What Elias calls “scientificization” is more generally called “rationalization”—Weber’s concept of the process by which modes of precise calculation based on observation and logic increasingly dominate the social world. As has happened with maps, our knowledge base, our mental map of empirical and social reality, has been refined; elements based on tradition, values, and emotions have gradually been replaced. Of course, many irrational elements stubbornly remain, particularly beliefs held by elites, because to hold them is in their material interest (rejection of global climate change comes to mind, but there are many others), or by large numbers of a population who feel that their interests, values, or traditions are directly threatened by the findings of science (evolution being one example among many). But in general and over time, the knowledge base of society is undergoing constant rational refinement. While this process began in the West, it has spread as a result of both conquest and peaceful contact.
Social theorists could be thought of as cartographers of the socio-cultural world. Like cartographers, they attempt to determine on the basis of evidence what phenomena are real and how they are related to one another.

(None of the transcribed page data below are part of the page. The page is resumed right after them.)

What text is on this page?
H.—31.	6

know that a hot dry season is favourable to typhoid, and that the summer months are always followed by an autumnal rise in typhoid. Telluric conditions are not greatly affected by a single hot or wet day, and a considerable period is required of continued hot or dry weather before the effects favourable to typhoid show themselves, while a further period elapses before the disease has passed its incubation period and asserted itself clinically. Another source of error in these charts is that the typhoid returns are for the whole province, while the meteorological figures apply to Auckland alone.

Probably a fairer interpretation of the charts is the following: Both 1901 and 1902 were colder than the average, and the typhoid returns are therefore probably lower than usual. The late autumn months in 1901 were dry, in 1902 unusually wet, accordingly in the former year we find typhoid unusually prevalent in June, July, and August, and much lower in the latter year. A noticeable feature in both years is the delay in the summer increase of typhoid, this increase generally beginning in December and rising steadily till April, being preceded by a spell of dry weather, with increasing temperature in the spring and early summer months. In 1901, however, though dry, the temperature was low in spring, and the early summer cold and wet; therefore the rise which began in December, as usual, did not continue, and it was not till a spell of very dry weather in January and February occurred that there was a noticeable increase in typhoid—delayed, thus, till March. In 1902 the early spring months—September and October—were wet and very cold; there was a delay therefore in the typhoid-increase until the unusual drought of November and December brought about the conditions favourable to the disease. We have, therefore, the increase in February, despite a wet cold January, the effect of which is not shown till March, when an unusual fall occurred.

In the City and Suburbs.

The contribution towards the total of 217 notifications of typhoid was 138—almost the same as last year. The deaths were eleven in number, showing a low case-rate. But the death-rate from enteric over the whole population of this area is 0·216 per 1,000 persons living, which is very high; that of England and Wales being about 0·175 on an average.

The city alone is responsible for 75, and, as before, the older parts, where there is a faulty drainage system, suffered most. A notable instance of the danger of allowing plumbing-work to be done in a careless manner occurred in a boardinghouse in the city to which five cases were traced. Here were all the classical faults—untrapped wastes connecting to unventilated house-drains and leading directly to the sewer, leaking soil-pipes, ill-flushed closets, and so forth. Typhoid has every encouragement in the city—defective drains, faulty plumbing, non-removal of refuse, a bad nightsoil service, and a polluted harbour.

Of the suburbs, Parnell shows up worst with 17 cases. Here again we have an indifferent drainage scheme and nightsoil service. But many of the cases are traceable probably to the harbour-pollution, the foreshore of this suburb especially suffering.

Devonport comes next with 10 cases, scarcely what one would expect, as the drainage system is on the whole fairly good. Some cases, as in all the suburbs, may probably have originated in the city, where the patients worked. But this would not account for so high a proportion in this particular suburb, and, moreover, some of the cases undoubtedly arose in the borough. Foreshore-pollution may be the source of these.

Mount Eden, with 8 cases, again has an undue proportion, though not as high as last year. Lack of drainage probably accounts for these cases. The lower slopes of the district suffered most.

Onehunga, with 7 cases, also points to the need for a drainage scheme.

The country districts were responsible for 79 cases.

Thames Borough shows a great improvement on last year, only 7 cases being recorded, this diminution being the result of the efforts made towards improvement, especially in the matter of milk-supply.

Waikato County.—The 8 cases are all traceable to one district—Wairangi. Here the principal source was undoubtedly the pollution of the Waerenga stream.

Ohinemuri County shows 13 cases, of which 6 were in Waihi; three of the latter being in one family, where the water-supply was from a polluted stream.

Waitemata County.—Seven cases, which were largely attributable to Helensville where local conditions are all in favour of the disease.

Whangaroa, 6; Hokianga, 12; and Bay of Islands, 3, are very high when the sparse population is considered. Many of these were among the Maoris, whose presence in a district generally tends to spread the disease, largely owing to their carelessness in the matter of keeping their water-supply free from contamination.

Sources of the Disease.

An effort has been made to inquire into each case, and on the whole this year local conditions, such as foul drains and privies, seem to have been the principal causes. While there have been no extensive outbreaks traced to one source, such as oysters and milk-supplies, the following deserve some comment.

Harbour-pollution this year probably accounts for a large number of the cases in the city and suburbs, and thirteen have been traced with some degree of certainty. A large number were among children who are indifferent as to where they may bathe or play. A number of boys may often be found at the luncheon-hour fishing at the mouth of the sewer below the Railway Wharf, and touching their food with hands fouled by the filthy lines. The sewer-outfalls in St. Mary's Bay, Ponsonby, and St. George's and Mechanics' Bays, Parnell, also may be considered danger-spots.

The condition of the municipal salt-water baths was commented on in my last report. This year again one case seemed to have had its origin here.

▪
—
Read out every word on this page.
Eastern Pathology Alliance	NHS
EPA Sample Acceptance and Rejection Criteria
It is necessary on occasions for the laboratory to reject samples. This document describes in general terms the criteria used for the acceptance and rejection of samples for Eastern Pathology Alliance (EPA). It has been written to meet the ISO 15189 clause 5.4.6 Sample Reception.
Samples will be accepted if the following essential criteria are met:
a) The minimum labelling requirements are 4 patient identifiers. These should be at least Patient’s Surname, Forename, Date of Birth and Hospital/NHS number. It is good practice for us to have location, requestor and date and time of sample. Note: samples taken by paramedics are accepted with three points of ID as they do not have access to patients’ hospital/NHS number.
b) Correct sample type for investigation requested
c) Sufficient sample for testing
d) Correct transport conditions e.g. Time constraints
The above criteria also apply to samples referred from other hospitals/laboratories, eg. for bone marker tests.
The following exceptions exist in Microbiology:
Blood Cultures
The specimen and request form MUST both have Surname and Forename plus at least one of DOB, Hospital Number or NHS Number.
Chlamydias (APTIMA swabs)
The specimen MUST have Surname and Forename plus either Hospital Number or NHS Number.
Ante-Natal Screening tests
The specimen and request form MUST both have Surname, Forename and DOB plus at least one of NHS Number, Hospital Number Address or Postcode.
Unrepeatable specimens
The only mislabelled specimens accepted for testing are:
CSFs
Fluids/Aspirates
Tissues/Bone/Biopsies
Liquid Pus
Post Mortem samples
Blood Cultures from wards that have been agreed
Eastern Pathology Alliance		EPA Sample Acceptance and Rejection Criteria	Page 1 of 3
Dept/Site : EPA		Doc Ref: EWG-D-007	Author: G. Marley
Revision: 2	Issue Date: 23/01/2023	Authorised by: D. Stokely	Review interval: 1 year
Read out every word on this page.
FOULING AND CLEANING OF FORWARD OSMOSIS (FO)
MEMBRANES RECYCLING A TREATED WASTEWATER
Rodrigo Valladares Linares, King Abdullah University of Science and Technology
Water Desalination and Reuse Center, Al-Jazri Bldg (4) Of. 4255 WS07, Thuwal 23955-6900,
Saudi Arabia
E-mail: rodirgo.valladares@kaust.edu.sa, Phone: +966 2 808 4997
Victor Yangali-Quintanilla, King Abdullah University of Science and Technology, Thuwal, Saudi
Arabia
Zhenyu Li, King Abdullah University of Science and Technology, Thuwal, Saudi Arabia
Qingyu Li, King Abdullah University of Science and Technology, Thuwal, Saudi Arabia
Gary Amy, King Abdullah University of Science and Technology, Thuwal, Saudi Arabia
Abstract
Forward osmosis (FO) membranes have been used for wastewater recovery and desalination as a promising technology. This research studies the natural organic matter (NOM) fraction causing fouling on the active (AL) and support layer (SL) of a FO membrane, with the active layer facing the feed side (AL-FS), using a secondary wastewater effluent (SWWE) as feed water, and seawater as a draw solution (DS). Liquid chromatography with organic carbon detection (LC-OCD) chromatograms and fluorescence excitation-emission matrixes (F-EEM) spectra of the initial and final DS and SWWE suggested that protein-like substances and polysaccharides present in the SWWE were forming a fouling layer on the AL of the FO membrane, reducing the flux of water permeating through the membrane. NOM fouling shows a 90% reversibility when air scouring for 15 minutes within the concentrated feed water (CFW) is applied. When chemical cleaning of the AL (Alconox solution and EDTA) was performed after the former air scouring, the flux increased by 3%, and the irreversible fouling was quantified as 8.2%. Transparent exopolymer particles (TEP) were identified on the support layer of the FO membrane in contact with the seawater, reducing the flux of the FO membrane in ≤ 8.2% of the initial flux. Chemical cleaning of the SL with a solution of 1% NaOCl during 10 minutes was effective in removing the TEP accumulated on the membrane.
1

They decide on what social elements they wish to map, what social processes and relationships they are trying to capture—from micro theories of interactions among bureaucrats to macro theories that attempt to cast in language the relationships among sociocultural systems. Like cartographers, theorists attempt to eliminate objects from their theories that are not relevant to the generalizations they are trying to make and to reduce the complexities of the characteristics and the relationships of their theories, all in order to produce a framework that can be used to better understand the sociocultural world. Finally, like cartographers, they learn from their own and others’ observations, from the maps that have been made before; their theoretical postulates are constantly checked by their peers and by new observations of social reality. Like a map of a given geographic territory, a social theory is judged on its parsimony and clarity of expression, and by the accuracy of the symbolic reflection of social reality that it creates. This book argues that the macro social theory created by the founders of sociology—as revised and refined by those who have followed—provides a very useful map for both understanding and navigating our world.